Macron annonce la fin de l’opération Barkhane au Sahel

Emmanuel Macron a annoncé jeudi la fin de l’opération Barkhane de lutte contre les terroristes au Sahel, dans le cadre d’une “transformation profonde” de la présence militaire de la France dans la région.

“À l’issue de consultations, nous amorcerons une transformation profonde de notre présence militaire au Sahel”, a expliqué le président français, annonçant la “fin de l’opération Barkhane en tant qu’opération extérieure” et la mise en oeuvre “d’une alliance internationale associant les États de la région”.

“Évidemment, la France n’a pas vocation à rester éternellement au Sahel (…). Il est vraisemblable qu’il faille adapter le dispositif Barkhane”, avait déclaré un peu plus tôt le ministre français des Affaires étrangères, Jean-Yves Le Drian, en déplacement à Abidjan, sans plus de précisions.

C’est un tournant majeur qui se prépare dans la lutte contre le terrorisme dans le Sahel, Macron a annoncé une amorce de réduction de l’opération militaire antiterroriste Barkhane, notamment au Mali, frappé par un récent coup d’État, lors d’une conférence de presse à l’Élysée en amont du G7.

L’opération Barkhane et la situation au Sahel étaient au menu d’une réunion du conseil de Défense mercredi, selon plusieurs sources consultées par l’AFP, ayant toutes requis l’anonymat.

Paris déploie quelque 5 100 soldats contre les terroristes affiliés au groupe État islamique et à Al-Qaïda, un soutien de taille aux armées affaiblies des États du Sahel qui peinent à les combattre seules.

À l’approche de l’élection présidentielle de 2022, cet effort militaire de longue haleine suscite aussi des interrogations croissantes en France, alors que 50 soldats ont été tués au combat depuis 2013.

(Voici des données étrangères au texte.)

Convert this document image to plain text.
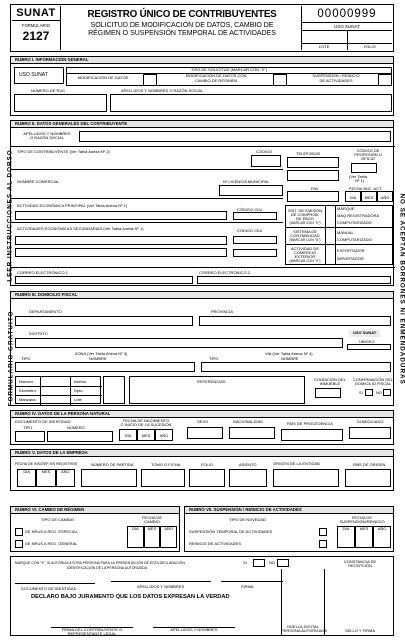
LEER INSTRUCCIONES AL DORSO
FORMULARIO GRATUITO	NO SE ACEPTAN BORRONES NI ENMENDADURAS
SUNAT
FORMULARIO
2127
REGISTRO ÚNICO DE CONTRIBUYENTES
SOLICITUD DE MODIFICACIÓN DE DATOS, CAMBIO DE
RÉGIMEN O SUSPENSIÓN TEMPORAL DE ACTIVIDADES
00000999
USO SUNAT
LOTE	FOLIO
RUBRO I. INFORMACIÓN GENERAL
USO SUNAT
TIPO DE SOLICITUD (MARCAR CON "X")
MODIFICACIÓN DE DATOS	MODIFICACIÓN DE DATOS CON
CAMBIO DE RÉGIMEN
SUSPENSIÓN / REINICIO
DE ACTIVIDADES
NÚMERO DE RUC	APELLIDOS Y NOMBRES O RAZÓN SOCIAL
RUBRO II. DATOS GENERALES DEL CONTRIBUYENTE
APELLIDOS Y NOMBRES
O RAZÓN SOCIAL
TIPO DE CONTRIBUYENTE (Ver Tabla Anexa Nº 2)	CÓDIGO	TELÉFONOS
CÓDIGO DE
PROFESIÓN U
OFICIO
(Ver Tabla
Nº 1)
NOMBRE COMERCIAL	Nº LICENCIA MUNICIPAL
FAX	FECHA INIC. ACT.
DÍA	MES	AÑO
ACTIVIDAD ECONÓMICA PRINCIPAL (Ver Tabla Anexa Nº 1)
CÓDIGO CIIU
ACTIVIDADES ECONÓMICAS SECUNDARIAS (Ver Tabla Anexa Nº 1)	CÓDIGO CIIU
SIST. DE EMISIÓN
DE COMPROB.
DE PAGO
(MARCAR CON "X")
MARQUE
MAQ.REGISTRADORA
COMPUTARIZADO
SISTEMA DE
CONTABILIDAD
(MARCAR CON "X")
MANUAL
COMPUTARIZADO
ACTIVIDAD DE
COMERCIO
EXTERIOR
(MARCAR CON "X")
EXPORTADOR
IMPORTADOR
CORREO ELECTRÓNICO 1	CORREO ELECTRÓNICO 2
RUBRO III. DOMICILIO FISCAL
DEPARTAMENTO	PROVINCIA
DISTRITO	USO SUNAT
UBIGEO
ZONA (Ver Tabla Anexa Nº 3)	VÍA (Ver Tabla Anexa Nº 4)
TIPO	NOMBRE	TIPO	NOMBRE
Número
Kilómetro
Manzana
Interior
Dpto.
Lote
REFERENCIAS	CONDICIÓN DEL
INMUEBLE
CONFIRMACIÓN DEL
DOMICILIO FISCAL
SI	NO
RUBRO IV. DATOS DE LA PERSONA NATURAL
DOCUMENTO DE IDENTIDAD
TIPO	NÚMERO
FECHA DE NACIMIENTO
O INICIO DE LA SUCESIÓN
DÍA	MES	AÑO
SEXO	NACIONALIDAD	PAÍS DE PROCEDENCIA	DOMICILIADO
RUBRO V. DATOS DE LA EMPRESA
FECHA DE INSCRIP. EN REGISTROS
DÍA	MES	AÑO
NÚMERO DE PARTIDA	TOMO O FICHA	FOLIO	ASIENTO	ORIGEN DE LA ENTIDAD	PAÍS DE ORIGEN
RUBRO VI. CAMBIO DE RÉGIMEN
TIPO DE CAMBIO	FECHA DE
CAMBIO
DE NRUS A REG. ESPECIAL
DE NRUS A REG. GENERAL
DÍA	MES	AÑO
RUBRO VII. SUSPENSIÓN / REINICIO DE ACTIVIDADES
TIPO DE NOVEDAD	FECHA DE
SUSPENSIÓN/REINICIO
SUSPENSIÓN TEMPORAL DE ACTIVIDADES
REINICIO DE ACTIVIDADES
DÍA	MES	AÑO
MARQUE CON "X", SI AUTORIZA A OTRA PERSONA PARA LA PRESENTACIÓN DE ESTA DECLARACIÓN
IDENTIFICACIÓN DE LA PERSONA AUTORIZADA
SI	NO
DOCUMENTO DE IDENTIDAD	APELLIDOS Y NOMBRES	FIRMA
DECLARO BAJO JURAMENTO QUE LOS DATOS EXPRESAN LA VERDAD
FIRMA DEL CONTRIBUYENTE O
REPRESENTANTE LEGAL
APELLIDOS Y NOMBRES
HUELLA DIGITAL
PERSONA AUTORIZADA
CONSTANCIA DE
RECEPCIÓN
SELLO Y FIRMA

La situation s’est compliquée ces dernières semaines, d’une part avec la mort brutale du président Idriss Déby au Tchad, et surtout le deuxième coup d’État en huit mois au Mali, pays central de l’opération Barkhane.

La France a déjà annoncé le gel de ses opérations conjointes avec l’armée malienne pour condamner le coup d’État, et soutient les pressions internationales exercées par la Cédéao et l’Union africaine pour pousser les autorités maliennes à organiser une transition vers un pouvoir civil et des élections en 2022.